Hi Darrell,

Get a clonoSEQ test - preferably from a Bone Marrow Biopsy. If you’re Negative at 10 -6 (no cancer per million cells), lookup the MRD-SURE Report (web search) and discuss with your Doc about being on Monitoring without any MM Meds.

This is valid for zero and one high risk factors, according to the MRD-SURE Study Report.

My Story @A MyMyelomaTeam Member has a link to a video by Dr Costa where he explains the benefits of being off All MM Meds, if you’re 10 -6 Negative. Secondary cancers is one of many reasons to be get off All MM Meds, if you qualify. Avoiding Jaw bone death from Xgeva or Zometa (has happened to many on this forum) is another. There’s also references at my Story as to the benefits of C3 Curcumin. See the link to the New NIH Study released this year about C3 Curcumin.

In many cases, the practices of the “standard of care” are keeping people on MM Meds far too long. New Case Studies released just this year are proving Less is Best, IF you’re in Complete Remission at 10 -6. This year, there are posts of More and More People that are Transitioning to just Monitoring at their Doctor’s suggestion.

All the Best - Larry2

Mentioned Users

A MyMyelo...

I have been on Revlimid 10mg for about a year now. I take it every day and Zometa every 3 months. I am MRD negative. Doctor told me I would stay on maintenance for approximately 2 years. My specialist is saying 3 is the lucky number. They do talk so I am sure if something changes they will tell me.

Hi Darrell - in case you’re not familiar, MRD means Minimum Residual Disease. Complete Remission and MRD Negative are considered to be true when the NGS (next generation sequencing) method from clonoSEQ returns a value of zero cancer cells per million tested. This is currently the most sensitive testing method available.

Wow. I feel for you. I only take Velcade. One of my oncologist recommended that I take Revlimid as well but my Transplant oncologist said it’s to much for maintenance if the transplant did its job. So far so good.
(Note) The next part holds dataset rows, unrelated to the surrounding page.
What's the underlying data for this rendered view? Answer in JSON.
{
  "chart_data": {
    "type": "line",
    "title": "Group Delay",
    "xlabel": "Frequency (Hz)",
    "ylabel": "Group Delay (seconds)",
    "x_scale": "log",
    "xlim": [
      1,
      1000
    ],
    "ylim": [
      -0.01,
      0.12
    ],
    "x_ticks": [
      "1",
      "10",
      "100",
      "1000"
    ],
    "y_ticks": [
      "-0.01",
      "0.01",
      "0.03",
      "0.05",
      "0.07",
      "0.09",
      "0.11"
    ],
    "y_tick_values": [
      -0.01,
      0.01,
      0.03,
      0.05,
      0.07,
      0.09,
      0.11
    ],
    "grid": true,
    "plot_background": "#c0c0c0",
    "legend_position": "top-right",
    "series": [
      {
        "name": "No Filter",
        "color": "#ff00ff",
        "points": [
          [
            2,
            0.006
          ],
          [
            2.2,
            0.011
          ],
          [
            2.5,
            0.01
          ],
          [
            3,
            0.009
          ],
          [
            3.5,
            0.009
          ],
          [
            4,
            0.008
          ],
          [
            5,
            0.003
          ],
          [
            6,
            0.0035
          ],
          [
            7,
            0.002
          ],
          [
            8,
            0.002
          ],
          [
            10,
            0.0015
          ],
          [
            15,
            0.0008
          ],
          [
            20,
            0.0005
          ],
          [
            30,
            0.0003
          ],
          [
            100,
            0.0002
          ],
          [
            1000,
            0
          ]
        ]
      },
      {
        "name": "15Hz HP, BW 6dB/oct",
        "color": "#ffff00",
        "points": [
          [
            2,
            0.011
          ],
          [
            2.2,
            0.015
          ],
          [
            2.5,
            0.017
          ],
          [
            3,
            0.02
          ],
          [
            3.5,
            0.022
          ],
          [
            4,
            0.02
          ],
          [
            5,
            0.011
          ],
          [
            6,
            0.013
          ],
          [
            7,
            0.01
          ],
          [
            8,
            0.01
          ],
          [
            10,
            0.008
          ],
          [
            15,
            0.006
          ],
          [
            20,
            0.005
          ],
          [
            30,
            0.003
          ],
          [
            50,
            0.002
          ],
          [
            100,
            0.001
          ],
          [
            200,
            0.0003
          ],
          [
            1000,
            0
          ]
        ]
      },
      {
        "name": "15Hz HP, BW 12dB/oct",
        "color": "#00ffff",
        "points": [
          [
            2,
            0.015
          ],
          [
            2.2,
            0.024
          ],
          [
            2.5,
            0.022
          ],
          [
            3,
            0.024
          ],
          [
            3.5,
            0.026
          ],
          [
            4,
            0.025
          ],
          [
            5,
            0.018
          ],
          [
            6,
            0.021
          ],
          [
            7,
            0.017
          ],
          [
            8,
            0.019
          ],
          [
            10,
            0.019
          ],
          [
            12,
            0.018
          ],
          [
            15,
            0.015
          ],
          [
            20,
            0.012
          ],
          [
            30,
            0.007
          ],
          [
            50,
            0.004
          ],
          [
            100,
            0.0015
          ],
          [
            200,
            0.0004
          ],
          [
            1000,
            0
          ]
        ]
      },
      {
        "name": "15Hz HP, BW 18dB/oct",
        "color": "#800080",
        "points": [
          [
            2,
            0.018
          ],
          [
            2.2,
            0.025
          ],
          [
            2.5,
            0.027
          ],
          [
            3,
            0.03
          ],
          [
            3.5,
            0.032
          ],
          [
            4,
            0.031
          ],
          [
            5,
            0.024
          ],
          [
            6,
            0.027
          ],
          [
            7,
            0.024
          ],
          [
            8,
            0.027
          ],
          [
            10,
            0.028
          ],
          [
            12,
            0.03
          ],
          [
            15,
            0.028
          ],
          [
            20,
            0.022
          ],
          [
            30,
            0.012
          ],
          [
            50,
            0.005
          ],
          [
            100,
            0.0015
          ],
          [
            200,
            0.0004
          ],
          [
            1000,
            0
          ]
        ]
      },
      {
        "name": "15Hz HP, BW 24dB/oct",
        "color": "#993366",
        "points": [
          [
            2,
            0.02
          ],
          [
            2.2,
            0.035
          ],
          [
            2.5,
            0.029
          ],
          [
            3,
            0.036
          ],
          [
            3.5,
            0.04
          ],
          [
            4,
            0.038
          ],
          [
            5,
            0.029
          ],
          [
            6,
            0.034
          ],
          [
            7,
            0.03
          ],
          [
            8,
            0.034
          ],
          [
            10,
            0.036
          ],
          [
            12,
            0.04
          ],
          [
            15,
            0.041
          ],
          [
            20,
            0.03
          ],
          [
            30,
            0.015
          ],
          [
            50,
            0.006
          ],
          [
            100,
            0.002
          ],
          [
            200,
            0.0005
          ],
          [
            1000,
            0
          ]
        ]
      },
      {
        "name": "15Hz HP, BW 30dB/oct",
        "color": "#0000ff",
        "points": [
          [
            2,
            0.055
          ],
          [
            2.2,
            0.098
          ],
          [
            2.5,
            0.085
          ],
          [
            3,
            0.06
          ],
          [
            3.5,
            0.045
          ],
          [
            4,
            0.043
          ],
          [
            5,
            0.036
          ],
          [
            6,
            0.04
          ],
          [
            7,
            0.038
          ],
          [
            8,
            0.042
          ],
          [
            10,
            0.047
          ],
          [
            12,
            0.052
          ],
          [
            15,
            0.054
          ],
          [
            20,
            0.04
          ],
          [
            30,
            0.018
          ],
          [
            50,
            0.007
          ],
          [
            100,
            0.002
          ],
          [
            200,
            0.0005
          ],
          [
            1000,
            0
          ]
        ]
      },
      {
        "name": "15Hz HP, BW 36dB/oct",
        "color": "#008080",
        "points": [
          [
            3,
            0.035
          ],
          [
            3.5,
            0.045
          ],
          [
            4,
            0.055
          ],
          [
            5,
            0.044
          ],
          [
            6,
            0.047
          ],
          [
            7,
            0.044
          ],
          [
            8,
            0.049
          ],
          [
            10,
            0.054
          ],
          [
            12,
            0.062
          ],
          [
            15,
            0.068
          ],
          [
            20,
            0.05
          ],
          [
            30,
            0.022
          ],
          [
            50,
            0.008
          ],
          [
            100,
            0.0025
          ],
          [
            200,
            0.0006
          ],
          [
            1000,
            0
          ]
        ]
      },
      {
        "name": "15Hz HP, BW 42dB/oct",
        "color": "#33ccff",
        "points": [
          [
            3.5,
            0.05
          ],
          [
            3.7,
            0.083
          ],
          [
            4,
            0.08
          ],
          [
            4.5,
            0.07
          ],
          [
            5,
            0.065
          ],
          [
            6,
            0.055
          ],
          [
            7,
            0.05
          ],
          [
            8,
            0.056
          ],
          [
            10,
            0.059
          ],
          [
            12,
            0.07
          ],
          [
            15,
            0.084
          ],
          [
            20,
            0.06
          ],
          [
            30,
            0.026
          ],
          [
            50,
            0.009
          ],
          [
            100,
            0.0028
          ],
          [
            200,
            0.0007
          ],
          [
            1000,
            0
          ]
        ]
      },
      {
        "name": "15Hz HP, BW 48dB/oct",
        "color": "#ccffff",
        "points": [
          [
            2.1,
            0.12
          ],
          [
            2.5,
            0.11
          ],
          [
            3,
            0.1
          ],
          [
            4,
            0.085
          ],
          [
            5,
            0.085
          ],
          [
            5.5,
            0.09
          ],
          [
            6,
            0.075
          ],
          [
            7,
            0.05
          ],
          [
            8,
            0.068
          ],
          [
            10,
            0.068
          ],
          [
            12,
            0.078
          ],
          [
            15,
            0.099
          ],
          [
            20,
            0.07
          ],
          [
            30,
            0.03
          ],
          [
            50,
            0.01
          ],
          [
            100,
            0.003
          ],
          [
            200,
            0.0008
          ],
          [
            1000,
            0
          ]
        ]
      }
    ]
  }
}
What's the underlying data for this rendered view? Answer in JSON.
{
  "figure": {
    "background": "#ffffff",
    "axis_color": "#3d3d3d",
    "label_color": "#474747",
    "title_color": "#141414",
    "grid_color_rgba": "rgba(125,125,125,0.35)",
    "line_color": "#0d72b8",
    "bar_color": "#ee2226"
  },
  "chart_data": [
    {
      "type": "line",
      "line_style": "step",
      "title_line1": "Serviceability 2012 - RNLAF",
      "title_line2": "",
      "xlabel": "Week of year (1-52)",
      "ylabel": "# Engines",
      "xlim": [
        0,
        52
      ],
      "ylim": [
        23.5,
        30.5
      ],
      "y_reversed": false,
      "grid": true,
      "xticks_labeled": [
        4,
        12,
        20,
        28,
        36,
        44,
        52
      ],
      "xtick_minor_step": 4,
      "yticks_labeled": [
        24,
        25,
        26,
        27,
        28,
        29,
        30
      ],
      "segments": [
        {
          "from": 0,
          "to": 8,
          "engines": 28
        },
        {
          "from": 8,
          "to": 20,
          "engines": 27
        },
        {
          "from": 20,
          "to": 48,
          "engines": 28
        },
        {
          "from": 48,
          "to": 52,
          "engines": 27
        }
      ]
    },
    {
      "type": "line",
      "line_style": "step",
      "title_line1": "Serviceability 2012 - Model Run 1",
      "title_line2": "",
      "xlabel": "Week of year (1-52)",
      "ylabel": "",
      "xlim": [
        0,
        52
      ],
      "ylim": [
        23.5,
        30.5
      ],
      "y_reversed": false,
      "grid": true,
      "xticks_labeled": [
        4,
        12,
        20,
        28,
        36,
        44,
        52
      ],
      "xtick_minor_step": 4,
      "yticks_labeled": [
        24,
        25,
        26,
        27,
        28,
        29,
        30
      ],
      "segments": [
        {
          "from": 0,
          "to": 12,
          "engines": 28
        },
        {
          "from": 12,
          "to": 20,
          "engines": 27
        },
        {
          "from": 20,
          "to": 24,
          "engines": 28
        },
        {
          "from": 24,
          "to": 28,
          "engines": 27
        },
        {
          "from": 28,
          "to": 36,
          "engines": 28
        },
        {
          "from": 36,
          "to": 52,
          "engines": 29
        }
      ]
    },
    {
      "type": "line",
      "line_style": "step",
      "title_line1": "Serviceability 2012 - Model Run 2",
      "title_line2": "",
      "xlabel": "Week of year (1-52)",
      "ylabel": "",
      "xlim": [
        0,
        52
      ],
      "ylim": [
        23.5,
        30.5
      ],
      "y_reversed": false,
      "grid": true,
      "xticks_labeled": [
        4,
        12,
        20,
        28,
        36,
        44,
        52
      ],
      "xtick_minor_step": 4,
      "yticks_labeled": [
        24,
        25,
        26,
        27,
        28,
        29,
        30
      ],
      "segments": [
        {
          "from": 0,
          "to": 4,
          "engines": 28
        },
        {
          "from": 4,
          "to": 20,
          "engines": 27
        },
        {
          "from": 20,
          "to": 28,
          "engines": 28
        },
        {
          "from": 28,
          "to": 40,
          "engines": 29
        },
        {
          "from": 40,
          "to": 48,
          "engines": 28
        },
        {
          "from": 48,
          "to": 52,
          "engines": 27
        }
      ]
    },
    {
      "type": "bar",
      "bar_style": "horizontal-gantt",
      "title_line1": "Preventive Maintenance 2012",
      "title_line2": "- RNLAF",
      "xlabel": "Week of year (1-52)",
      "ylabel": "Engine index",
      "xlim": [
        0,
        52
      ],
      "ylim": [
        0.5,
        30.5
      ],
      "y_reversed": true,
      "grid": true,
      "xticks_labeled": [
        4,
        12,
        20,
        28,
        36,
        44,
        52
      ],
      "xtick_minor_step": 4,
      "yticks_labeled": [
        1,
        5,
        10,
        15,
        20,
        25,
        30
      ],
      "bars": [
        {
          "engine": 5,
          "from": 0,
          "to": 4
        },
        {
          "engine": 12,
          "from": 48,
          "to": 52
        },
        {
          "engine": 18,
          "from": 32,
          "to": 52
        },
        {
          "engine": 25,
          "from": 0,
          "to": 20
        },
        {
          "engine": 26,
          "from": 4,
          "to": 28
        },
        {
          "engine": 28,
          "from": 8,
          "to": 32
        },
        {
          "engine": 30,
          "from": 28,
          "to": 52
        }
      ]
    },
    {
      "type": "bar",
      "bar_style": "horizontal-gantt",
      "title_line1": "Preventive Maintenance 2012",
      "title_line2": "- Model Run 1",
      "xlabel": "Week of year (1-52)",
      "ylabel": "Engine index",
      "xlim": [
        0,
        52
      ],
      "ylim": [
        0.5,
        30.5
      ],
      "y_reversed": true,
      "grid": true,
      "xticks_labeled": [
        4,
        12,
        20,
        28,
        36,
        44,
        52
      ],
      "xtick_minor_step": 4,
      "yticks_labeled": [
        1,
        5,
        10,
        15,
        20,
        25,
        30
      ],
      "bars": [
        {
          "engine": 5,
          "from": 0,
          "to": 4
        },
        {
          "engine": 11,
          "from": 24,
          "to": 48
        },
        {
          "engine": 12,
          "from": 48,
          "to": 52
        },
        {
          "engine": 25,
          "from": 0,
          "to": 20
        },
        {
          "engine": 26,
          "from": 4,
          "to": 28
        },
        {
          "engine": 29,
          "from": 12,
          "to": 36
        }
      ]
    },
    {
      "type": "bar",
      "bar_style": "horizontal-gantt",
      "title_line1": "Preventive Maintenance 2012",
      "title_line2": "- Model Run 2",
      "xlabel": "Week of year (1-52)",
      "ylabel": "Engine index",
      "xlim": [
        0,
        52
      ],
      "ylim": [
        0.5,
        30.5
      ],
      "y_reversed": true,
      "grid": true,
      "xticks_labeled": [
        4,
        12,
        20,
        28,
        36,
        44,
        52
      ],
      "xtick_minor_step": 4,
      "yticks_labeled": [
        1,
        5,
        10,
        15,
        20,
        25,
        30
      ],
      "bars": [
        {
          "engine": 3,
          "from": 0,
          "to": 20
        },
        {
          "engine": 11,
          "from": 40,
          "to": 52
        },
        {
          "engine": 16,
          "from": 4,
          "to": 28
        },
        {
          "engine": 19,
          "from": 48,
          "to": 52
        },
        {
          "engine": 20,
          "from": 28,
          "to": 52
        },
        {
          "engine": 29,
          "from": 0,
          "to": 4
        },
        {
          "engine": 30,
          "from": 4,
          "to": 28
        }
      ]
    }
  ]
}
I’ve been on maintenance for 4 years after my SCT. Two days in a row every other week with Kyprolis and Dexamethasone. Revlimid 21 days out of 28 days. Plus a miriad of other supporting meds, like a daily antibiotic, an antifungal, pantoprazole, etc. I will be till I die. Feel like crap for 3-4 days after my infusion, then better, though never really good, with a number of side effects. My MRD is around 86/million and has been since my SCT.